Absolut. Dass Firmen, Verbände und Stiftungen ihre Interessen via Lobbying im politischen Prozess wahrnehmen ist fester Teil unseres politischen Systems und wir erachten das als wichtig und richtig. Die Öffentlichkeit hat aber ein Anrecht darauf zu erfahren, wer in die politischen Entscheidungsprozesse involviert ist. Darum würden wir ein öffentliches Lobbyregister begrüssen, nicht zuletzt auch, um dem notorisch schlechten Ruf der Lobbyisten etwas entgegen zu setzen: Dabei gibt es aber wohl kaum eine Dienstleistungsbranche, die mehr im Rampenlicht steht und transparenter ist, als die Lobbyisten: Am Ort mit der wohl höchsten Mediendichte der Schweiz – in der Wandelhalle in Bern – arbeitet die überwiegende Mehrheit nach den Verhaltensgrundsätzen der Branche, legt gegenüber den Parlamentarieren ihre Kunden offen und arbeitet moralisch integer. Dies gilt für sowohl für die inhouse-Lobbyisten der Firmen, Verbände und NGO als auch für die Agenturlobbyisten, die im Auftrag ihrer Kunden unterwegs sind.

Unter den Gegner der Interessenvertreter (Lobbyisten) im Parlament ist man der Meinung, dass die Parlamentarier zu den notwendigen Informationen kommen via Internet oder durch den direkten Kontakt mit Interessengruppen, jederzeit und ortsunabhängig.

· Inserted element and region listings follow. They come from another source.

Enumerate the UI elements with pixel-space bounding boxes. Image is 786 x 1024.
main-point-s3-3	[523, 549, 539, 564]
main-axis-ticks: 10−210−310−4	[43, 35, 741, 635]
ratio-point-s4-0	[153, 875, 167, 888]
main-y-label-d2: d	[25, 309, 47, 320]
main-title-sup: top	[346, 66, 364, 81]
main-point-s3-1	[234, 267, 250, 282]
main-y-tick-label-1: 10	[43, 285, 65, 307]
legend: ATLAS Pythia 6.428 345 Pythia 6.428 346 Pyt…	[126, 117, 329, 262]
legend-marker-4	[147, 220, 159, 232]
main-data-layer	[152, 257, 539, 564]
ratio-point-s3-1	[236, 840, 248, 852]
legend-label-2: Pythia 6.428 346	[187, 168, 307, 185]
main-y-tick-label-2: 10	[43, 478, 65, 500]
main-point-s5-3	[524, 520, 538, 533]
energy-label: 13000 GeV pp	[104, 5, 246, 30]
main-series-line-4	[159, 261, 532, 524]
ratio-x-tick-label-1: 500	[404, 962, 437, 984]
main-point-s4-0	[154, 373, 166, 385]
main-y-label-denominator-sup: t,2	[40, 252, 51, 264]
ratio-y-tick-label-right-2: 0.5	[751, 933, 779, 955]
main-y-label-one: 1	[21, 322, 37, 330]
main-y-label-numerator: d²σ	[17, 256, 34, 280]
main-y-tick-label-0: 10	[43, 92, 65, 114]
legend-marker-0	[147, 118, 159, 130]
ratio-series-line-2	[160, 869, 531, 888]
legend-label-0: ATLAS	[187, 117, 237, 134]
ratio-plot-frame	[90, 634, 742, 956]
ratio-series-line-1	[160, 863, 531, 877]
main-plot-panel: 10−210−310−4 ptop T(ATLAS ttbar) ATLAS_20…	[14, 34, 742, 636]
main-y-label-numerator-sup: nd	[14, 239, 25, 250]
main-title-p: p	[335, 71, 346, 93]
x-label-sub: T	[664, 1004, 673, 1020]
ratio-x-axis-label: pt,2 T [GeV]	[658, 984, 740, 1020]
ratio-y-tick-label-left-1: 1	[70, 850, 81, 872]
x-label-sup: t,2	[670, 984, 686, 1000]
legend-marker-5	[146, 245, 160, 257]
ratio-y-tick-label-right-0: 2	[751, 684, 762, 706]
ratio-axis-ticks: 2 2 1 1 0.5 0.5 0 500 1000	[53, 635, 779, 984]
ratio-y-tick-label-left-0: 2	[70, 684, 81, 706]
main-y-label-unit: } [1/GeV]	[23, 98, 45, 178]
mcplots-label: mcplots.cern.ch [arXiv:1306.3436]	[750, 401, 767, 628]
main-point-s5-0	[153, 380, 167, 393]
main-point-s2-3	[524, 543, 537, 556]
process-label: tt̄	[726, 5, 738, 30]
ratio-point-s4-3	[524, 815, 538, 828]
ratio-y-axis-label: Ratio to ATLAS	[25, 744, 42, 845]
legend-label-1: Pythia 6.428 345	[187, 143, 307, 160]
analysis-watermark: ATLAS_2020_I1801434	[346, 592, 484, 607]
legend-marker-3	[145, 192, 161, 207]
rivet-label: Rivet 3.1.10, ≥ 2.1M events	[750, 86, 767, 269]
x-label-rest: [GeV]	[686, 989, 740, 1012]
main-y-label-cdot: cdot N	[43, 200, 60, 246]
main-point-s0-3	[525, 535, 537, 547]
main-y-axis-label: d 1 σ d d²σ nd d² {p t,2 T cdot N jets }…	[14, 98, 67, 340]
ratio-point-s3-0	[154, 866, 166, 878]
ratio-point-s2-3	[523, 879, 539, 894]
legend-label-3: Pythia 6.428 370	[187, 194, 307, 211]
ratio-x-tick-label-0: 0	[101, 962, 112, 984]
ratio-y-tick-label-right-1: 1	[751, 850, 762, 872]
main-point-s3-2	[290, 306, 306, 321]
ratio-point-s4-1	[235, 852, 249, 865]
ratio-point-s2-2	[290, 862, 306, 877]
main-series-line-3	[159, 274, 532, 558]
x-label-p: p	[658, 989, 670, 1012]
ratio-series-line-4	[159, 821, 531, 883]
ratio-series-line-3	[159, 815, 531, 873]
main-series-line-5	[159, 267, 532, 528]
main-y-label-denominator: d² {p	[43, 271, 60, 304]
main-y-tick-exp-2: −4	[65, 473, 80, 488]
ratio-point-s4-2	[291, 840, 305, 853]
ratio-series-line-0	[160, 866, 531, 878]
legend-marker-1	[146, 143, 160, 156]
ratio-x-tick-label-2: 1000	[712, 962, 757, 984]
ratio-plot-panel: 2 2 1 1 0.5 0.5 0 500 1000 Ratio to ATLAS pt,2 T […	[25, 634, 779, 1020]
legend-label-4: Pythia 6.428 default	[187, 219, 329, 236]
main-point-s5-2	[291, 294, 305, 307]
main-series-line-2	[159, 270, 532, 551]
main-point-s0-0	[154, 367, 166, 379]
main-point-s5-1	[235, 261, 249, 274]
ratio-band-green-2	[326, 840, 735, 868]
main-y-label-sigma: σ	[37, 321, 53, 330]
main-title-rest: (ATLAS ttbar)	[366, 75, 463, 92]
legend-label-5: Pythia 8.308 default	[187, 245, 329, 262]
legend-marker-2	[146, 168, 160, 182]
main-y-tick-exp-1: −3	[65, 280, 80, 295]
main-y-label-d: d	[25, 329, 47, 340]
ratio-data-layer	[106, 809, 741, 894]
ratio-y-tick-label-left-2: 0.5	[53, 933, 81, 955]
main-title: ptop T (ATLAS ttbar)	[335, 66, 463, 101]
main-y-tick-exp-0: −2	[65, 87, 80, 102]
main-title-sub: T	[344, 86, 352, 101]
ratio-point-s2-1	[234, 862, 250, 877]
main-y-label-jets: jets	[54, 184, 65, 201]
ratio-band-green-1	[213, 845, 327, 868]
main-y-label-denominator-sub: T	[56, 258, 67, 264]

Sind sie einverstanden?

Ja, natürlich und eben dieser „direkte Kontakt mit Interessengruppen“ nennt man Lobbying: Lobbying wird nicht nur von Grosskonzernen betrieben, sondern auch von Gewerkschaften, Umweltverbänden, Bauernverbänden, Kantonen und Sportorganisationen. Sie alle sorgen dafür, dass unsere Politiker die unterschiedlichen Positionen zu politischen Geschäften erfahren um diese dann gegeneinander abwägen zu können. Wer die Lobbyisten verteufeln und aus dem Bundeshaus werfen will, der bedenke: Viele parlamentarische Geschäfte wären für unsere Milizpolitiker ohne die Übersetzungsarbeit und Komplexitätsreduktion durch Lobbyisten gar nicht mehr zu bewältigen. Lobbyisten üben eine wichtige Aufgabe im politischen Prozess aus. Diese Arbeit in der Nähe der Macht bedingt aber verantwortungsvolles Handeln und Transparenz.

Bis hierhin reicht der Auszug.